The proposed $5 million expansion of the International Marine Terminal, which would include new rail lines and infrastructure, will be discussed Wednesday, March 12, at 6 p.m. in the State of Maine Room in City Hall.
It is a project that could boost economic development for container shipping as soon as a year from now, if construction goes according to schedule, Maine Department of Transportation project manager Joel Kittredge said Monday.
But it requires the state to acquire about 18 acres of waterfront land west of the Casco Bay Bridge, including land Portland Yacht Services owner Sprague bought and leased last summer with hopes of building an expanded boatyard.
Kittredge said the state is working to strike a deal for the land with Sprague and Pan Am Railways, to control acreage extending west toward Cassidy Point.
Patrick Arnold, director of operations and business development for the Maine Port Authority, which oversees the terminal, said extending rail access could possibly double or triple container business, which is principally carried out by the Icelandic shipper Eimskip.
Sprague on Monday said he sees the project as vital.
“Logistically, Portland is perfect for the relationship with Eimskip,” he said. “No one else can fit the niche as well.”
After two years of work, including getting needed state and federal permits for the boatyard, Sprague said he is amenable to shifting his plans west to 12 acres of land now owned by Pan Am.
“I am acutely aware of how important this is to Portland and the state to do this, so I will get over it, provided they give me a fair price for the land,” Sprague said.
Approaching its first anniversary of doing business in Portland, Eimskip handled more than 4,100 containers from March 13, 2013 through the end of January, Arnold said Tuesday.
The initial annual projection was to handle 5,000 containers, and Arnold said more than 70 percent of containers have been used to import goods.
In the second year, he hopes to expand to 6,000 containers by increasing exports as businesses take advantage of Eimskip’s direct links to international markets.

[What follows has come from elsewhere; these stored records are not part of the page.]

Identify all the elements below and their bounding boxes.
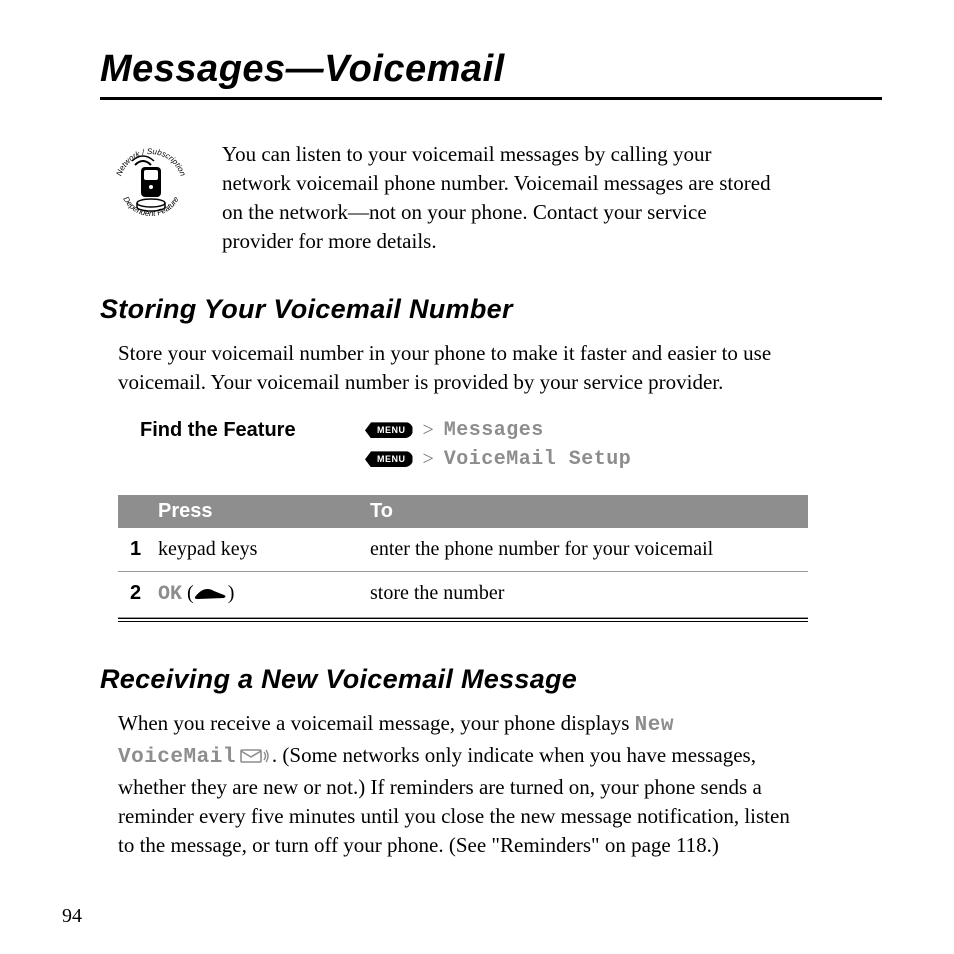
network-feature-icon: Network / Subscription Dependent Feature — [108, 142, 194, 256]
ok-key-label: OK — [158, 583, 182, 606]
steps-table: Press To 1 keypad keys enter the phone n… — [118, 495, 808, 618]
body-text: When you receive a voicemail message, yo… — [118, 711, 635, 735]
col-to: To — [358, 495, 808, 528]
menu-path-row: MENU > Messages — [365, 419, 631, 442]
section-receiving-body: When you receive a voicemail message, yo… — [118, 709, 798, 860]
page-title: Messages—Voicemail — [100, 48, 882, 91]
step-press: keypad keys — [158, 528, 358, 572]
find-the-feature: Find the Feature MENU > Messages MENU > … — [140, 419, 882, 471]
menu-path-voicemail-setup: VoiceMail Setup — [444, 448, 632, 471]
table-row: 2 OK () store the number — [118, 571, 808, 617]
page-number: 94 — [62, 905, 82, 928]
step-to: store the number — [358, 571, 808, 617]
intro-block: Network / Subscription Dependent Feature… — [108, 140, 882, 256]
softkey-icon — [194, 582, 228, 609]
step-number: 2 — [118, 571, 158, 617]
menu-key-icon: MENU — [365, 422, 413, 438]
paren-open: ( — [187, 582, 194, 604]
step-to: enter the phone number for your voicemai… — [358, 528, 808, 572]
col-press: Press — [158, 495, 358, 528]
section-storing-heading: Storing Your Voicemail Number — [100, 294, 882, 325]
section-storing-body: Store your voicemail number in your phon… — [118, 339, 798, 397]
table-end-rule — [118, 618, 808, 622]
voicemail-envelope-icon — [240, 743, 270, 772]
breadcrumb-separator: > — [423, 419, 434, 442]
step-number: 1 — [118, 528, 158, 572]
section-receiving-heading: Receiving a New Voicemail Message — [100, 664, 882, 695]
breadcrumb-separator: > — [423, 448, 434, 471]
menu-path-messages: Messages — [444, 419, 544, 442]
title-divider — [100, 97, 882, 100]
find-feature-paths: MENU > Messages MENU > VoiceMail Setup — [365, 419, 631, 471]
find-feature-label: Find the Feature — [140, 419, 365, 471]
intro-text: You can listen to your voicemail message… — [222, 140, 782, 256]
menu-path-row: MENU > VoiceMail Setup — [365, 448, 631, 471]
paren-close: ) — [228, 582, 235, 604]
col-blank — [118, 495, 158, 528]
table-row: 1 keypad keys enter the phone number for… — [118, 528, 808, 572]
menu-key-icon: MENU — [365, 451, 413, 467]
step-press: OK () — [158, 571, 358, 617]
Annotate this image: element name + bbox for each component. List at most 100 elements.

A direct rail link could boost container business by 5,000 to 10,000 annually, Arnold estimated. But he said the increase would not likely be immediate and is contingent on factors beyond his control, including how rail companies set freight rates.
“We don’t believe in a ‘Field of Dreams’ approach,” he said.
A rail line could open the terminal to more regional traffic, he said, but business expansion will also come as Maine business owners realize the container industry is viable.
“It’s more about Maine companies capitalizing on export opportunities,” Arnold.
Plan details presented in a Feb. 25 meeting at Reiche Elementary School showed the acreage would be filled in to better hold the weight of containers; specialized outlets would be added to store refrigerated containers; more than 2,600 of rail lines will be added, and improvements will be made to Commercial Street.
Kittredge said he anticipates the project going out to bid in June with construction beginning in August.
The expansion will be funded as part of $100 million of bonds approved by voters.
Funding could be jeopardized, however, if Gov. Paul LePage makes good on a vow last month to not release some bonds because the Legislature approved using “rainy day” reserve funds to fill a gap in municipal revenue sharing.
A spokeswoman for the governor’s office did not respond to two requests for comment about LePage’s intentions.
State plans to expand the International Marine Terminal in Portland along west Commercial Street and extend rail lines will be the topic of a City Hall meeting March 12 at 6 p.m.